Михель Гавен - Валькирия рейха
– Степан! Как вы оказались здесь? – спросил он шепотом. – Это же опасно!
– Я принес кое-что поесть, – так же шепотом сообщил Щеколдин, оглядываясь по сторонам, – и теплый тулуп, сейчас постараюсь просунуть, подождите.
– Спасибо, – Эрих был тронут.
– Нас на работу не водили, – быстро продолжал Щеколдин. – Ночью арестовали коменданта с семьей. За какие-то злоупотребления. «Фуражки» в страхе – начнут следствие. А когда прибудет новый комендант, никто не знает…
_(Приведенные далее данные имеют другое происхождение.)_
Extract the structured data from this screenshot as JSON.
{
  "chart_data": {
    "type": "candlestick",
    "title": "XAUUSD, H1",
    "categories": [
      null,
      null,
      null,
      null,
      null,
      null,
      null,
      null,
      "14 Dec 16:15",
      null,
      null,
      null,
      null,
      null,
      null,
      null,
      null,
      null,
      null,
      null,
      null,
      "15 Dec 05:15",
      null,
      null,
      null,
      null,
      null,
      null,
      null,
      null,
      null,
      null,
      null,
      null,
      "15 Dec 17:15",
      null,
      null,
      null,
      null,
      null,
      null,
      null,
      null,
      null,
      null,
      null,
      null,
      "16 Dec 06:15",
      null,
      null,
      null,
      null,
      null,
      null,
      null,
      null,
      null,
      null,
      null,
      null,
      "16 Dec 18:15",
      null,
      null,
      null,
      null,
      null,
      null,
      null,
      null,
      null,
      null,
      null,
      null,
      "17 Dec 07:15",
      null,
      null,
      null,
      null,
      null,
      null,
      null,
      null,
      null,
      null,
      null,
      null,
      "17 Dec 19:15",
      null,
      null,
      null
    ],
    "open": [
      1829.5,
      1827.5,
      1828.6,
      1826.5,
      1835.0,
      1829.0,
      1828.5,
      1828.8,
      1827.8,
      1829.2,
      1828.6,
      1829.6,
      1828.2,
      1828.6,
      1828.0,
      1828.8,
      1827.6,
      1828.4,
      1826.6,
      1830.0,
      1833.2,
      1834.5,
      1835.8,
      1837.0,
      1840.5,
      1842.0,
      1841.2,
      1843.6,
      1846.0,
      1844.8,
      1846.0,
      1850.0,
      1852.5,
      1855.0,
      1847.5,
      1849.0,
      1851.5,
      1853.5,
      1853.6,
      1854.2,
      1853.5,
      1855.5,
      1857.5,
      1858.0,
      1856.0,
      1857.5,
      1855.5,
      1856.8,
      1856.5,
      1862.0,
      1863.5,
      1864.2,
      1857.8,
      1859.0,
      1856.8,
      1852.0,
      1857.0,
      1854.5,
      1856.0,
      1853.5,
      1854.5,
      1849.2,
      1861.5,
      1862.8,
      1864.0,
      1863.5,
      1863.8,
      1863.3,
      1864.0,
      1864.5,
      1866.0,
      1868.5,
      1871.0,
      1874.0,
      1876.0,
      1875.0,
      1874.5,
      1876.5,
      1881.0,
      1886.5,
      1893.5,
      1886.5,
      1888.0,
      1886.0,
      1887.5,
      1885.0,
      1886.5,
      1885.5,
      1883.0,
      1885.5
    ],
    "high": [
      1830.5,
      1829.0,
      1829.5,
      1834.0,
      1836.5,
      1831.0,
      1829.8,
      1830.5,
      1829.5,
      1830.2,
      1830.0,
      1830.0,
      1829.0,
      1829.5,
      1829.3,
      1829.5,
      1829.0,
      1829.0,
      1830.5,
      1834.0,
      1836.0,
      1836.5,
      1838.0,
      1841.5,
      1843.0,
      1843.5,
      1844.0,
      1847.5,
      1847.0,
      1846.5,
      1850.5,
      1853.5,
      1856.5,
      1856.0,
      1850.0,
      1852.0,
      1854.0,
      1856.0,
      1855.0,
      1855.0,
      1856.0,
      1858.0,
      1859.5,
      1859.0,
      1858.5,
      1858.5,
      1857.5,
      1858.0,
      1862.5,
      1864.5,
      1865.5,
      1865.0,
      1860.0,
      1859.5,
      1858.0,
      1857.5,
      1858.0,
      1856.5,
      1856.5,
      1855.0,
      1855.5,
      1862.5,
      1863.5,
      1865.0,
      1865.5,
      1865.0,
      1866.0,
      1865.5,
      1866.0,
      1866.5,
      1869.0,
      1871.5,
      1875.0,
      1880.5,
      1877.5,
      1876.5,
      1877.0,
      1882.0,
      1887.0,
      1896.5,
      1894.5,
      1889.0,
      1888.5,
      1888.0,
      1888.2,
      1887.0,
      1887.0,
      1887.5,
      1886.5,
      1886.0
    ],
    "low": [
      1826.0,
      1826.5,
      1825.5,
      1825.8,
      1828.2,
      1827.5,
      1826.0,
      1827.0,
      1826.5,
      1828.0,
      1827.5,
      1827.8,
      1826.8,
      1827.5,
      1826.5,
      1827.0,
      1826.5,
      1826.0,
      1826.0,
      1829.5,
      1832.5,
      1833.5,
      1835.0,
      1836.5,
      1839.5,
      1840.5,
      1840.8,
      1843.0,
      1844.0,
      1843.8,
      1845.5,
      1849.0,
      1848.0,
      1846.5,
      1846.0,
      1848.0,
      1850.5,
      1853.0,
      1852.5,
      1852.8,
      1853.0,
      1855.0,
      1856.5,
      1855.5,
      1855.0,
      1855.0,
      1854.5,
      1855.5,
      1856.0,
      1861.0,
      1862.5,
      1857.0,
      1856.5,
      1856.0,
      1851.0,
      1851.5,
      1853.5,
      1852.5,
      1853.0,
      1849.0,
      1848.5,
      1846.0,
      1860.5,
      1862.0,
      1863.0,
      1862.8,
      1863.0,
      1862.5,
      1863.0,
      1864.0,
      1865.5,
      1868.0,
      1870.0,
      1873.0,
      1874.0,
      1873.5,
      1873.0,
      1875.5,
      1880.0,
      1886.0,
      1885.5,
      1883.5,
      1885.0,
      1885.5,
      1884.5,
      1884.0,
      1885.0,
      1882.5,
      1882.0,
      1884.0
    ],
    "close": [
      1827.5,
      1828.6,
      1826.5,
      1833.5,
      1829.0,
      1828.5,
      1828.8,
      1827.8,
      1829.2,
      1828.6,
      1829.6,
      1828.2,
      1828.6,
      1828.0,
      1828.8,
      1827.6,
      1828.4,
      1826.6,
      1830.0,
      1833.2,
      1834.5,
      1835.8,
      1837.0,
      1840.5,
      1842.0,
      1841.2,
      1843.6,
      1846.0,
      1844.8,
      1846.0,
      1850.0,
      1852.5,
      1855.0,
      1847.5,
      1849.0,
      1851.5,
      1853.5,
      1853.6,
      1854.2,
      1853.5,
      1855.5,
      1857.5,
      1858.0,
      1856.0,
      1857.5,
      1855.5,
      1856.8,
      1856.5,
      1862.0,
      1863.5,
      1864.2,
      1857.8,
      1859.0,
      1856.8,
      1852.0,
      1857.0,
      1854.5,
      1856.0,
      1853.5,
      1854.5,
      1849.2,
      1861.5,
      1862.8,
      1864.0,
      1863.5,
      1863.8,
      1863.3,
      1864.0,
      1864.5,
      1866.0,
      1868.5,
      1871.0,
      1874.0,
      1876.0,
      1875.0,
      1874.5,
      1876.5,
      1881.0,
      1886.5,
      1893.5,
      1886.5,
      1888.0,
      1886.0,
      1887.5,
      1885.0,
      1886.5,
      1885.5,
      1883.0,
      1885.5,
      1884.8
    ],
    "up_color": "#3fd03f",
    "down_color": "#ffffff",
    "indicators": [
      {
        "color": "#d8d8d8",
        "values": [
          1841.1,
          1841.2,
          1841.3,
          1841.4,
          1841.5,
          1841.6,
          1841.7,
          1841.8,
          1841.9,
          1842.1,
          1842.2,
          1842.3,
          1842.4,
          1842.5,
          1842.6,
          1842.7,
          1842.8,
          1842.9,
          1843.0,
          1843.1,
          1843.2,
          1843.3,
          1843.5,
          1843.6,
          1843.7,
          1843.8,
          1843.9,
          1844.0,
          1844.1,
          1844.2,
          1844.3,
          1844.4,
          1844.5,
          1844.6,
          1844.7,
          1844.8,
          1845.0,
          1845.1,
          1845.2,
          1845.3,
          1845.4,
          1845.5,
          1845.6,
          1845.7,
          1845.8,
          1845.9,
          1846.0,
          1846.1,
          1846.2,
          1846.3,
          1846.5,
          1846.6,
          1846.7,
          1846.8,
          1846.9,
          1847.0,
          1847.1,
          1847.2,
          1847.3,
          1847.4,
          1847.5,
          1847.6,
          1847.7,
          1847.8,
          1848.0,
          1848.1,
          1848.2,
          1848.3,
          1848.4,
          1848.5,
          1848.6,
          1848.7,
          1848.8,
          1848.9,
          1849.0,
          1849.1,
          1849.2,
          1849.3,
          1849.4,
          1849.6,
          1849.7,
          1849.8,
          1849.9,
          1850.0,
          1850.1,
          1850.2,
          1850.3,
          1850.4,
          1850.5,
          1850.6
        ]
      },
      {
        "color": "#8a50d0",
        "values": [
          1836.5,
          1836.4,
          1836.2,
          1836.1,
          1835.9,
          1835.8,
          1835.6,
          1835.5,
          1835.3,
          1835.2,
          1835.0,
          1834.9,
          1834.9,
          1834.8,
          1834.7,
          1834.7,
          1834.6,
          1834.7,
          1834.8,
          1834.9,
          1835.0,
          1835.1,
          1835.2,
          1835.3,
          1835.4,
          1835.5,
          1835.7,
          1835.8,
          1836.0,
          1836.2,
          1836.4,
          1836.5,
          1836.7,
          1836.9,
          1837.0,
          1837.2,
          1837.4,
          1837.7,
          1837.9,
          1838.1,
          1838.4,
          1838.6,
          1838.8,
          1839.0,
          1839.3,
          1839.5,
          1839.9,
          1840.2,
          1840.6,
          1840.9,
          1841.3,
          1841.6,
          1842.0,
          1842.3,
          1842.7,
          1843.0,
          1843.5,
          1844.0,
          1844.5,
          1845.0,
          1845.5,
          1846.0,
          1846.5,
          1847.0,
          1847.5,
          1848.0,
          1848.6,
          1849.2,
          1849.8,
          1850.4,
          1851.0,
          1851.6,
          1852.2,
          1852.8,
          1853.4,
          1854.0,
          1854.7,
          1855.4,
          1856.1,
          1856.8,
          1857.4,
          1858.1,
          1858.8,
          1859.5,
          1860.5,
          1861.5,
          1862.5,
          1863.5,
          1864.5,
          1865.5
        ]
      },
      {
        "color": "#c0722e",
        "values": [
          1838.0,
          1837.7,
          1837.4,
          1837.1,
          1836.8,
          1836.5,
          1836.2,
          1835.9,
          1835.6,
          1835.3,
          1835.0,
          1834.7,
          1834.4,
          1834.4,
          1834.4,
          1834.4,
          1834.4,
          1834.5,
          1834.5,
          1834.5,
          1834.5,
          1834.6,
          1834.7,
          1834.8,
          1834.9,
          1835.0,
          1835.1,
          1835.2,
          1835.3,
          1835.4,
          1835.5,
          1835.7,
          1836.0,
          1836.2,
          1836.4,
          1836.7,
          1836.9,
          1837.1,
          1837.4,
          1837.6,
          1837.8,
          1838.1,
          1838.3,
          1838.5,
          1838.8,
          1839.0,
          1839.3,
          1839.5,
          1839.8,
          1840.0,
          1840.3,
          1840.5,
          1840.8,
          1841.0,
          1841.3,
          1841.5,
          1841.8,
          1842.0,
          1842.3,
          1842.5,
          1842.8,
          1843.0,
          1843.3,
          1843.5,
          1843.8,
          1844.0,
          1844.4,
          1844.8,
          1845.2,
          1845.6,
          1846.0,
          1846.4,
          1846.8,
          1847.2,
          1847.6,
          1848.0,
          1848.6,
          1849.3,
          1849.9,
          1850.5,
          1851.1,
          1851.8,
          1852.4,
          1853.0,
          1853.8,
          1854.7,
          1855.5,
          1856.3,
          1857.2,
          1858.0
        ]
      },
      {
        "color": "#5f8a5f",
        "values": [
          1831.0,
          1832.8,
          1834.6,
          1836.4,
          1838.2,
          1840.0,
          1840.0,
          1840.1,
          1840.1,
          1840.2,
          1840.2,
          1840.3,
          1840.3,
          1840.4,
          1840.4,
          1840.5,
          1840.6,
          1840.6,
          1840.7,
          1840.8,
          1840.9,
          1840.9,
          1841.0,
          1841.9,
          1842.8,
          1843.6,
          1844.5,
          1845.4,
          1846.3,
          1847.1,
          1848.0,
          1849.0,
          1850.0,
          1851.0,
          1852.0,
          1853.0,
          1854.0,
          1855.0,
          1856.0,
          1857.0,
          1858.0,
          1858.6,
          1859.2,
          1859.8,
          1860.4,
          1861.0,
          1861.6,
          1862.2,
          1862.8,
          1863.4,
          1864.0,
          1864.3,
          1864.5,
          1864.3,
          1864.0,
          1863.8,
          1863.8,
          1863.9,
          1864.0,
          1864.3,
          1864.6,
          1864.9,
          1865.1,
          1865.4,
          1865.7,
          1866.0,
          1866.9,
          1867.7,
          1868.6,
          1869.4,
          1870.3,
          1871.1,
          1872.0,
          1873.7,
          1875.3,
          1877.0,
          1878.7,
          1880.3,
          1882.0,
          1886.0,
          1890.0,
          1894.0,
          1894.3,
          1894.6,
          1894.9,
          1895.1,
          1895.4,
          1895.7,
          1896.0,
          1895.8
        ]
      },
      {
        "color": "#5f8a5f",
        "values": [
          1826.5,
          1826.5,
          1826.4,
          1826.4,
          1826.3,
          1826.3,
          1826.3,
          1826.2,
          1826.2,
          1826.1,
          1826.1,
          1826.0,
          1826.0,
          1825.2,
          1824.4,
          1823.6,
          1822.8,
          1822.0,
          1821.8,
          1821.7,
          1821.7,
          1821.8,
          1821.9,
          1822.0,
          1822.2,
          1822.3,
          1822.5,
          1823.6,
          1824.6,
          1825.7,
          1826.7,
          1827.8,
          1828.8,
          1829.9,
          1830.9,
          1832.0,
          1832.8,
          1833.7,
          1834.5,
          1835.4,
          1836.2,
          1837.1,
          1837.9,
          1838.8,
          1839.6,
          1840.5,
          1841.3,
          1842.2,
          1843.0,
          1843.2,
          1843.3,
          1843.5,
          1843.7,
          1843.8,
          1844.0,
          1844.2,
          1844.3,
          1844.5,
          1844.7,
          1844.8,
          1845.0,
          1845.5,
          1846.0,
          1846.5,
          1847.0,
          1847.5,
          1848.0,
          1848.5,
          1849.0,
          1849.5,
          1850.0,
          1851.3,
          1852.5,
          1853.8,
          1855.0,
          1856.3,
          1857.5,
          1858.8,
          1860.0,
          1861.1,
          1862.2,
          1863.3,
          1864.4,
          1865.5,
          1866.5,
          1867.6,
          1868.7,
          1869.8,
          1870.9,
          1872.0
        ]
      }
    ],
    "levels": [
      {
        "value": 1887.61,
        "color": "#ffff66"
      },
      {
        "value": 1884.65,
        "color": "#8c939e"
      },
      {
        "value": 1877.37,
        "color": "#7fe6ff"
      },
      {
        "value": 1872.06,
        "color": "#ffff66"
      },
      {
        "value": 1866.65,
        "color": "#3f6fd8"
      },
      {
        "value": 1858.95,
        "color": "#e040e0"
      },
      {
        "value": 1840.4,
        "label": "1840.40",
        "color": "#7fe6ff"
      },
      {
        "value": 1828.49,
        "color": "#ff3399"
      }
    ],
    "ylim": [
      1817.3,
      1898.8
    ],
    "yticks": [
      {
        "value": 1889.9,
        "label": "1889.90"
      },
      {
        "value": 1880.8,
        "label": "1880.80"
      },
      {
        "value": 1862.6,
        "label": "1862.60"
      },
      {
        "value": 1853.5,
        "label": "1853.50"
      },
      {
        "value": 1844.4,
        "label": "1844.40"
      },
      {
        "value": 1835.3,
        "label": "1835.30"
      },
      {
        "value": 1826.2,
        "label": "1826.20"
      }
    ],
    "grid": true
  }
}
Щеколдин не договорил. Видимо, кто-то приближался. Быстро просунув между вертикальными прутьями решетки нехитрый лагерный обед в котелке и впихнув тулуп, он поспешно отполз от окна. Завернувшись в тулуп, Эрих, озадаченный сообщением Щеколдина, уселся за трапезу. «Так вот, оказывается, в чем дело. Арестовали коменданта. Это за ним приезжали ночью. И за женой его. Похоже, – Эрих усмехнулся про себя, – ему опять повезло: теперь он не виновник, а скорее жертва комендантской семейки. Впрочем, это еще неизвестно». Ночью он задремал. А наутро загремел засов. Эрих почувствовал, как упало сердце: комендант комендантом, а «фуражки», как выражался Щеколдин, знают свое дело. Его вывели из карцера и, к удивлению, повели не на расстрел, а к колонне военнопленных. Они стояли перед бараками, как обычно построенные по двое в ряд в затылок друг к другу, чтобы идти на работу. «Расстреливать будут перед строем, чтобы работалось лучше, веселей» – мрачно сострил про себя Эрих. Но снова судьба улыбнулась ему. Его поставили в строй вместе со всеми. «Новый комендант разберется», – перевел ему толмач слова конвоира. – «Иди, потрудись пока». И повели на работу. Вечером к нему подбежал Щеколдин, он просто сиял от радости.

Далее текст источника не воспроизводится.